Au début du XXe siècle, Borisov s’est rendu en Europe, où il a organisé plusieurs expositions. Outre des peintures, il y a apporté des photographies qu’il avait prises au cours de ses expéditions. Des expositions sont organisées en Allemagne, en Autriche, en République tchèque et, en 1906, à Paris. Plus tard, des présentations le sont en Angleterre et aux États-Unis, avec un grand succès – en Amérique, l’artiste rencontre même le président Theodore Roosevelt.

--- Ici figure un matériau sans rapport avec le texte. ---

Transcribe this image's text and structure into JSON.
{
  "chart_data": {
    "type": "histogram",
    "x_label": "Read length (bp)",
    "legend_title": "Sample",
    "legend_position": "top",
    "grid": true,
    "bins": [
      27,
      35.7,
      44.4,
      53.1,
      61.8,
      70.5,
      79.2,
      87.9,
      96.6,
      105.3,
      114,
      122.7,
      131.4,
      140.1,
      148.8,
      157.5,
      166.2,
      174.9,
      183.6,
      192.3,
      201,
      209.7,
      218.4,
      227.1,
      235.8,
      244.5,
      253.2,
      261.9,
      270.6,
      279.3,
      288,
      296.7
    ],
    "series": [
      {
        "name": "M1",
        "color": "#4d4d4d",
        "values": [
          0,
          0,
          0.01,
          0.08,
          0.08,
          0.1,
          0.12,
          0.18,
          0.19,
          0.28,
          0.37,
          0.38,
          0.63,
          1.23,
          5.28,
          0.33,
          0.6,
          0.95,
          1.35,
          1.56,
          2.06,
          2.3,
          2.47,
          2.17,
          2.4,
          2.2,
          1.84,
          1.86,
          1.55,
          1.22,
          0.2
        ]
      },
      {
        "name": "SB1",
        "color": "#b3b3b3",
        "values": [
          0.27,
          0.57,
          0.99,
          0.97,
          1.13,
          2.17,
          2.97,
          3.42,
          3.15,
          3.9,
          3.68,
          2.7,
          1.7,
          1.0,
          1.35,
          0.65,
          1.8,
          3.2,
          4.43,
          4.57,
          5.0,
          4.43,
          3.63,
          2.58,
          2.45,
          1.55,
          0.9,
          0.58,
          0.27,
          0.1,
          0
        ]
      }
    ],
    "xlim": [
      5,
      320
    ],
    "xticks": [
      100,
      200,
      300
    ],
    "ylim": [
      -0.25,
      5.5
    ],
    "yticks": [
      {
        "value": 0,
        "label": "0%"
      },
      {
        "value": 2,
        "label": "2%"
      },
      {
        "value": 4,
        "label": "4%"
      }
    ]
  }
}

Après la révolution et l’arrivée au pouvoir des bolcheviks, Borissov perd néanmoins son atelier. Probablement en raison de relations malheureuses avec Igor Grabar, un artiste influent en Union soviétique et participant à des commissions culturelles, la salle dédiée à Borissov à la galerie Tretiakov est également fermée.
Ce n’est que dans les années 1990 que la mémoire de l’artiste a commencé à être restaurée. Aujourd’hui, ses œuvres sont exposées à la galerie Tretiakov, tandis que la propriété de Borissov à Krasnoborsk (région d’Arkhangelsk) est devenue un musée en 2001.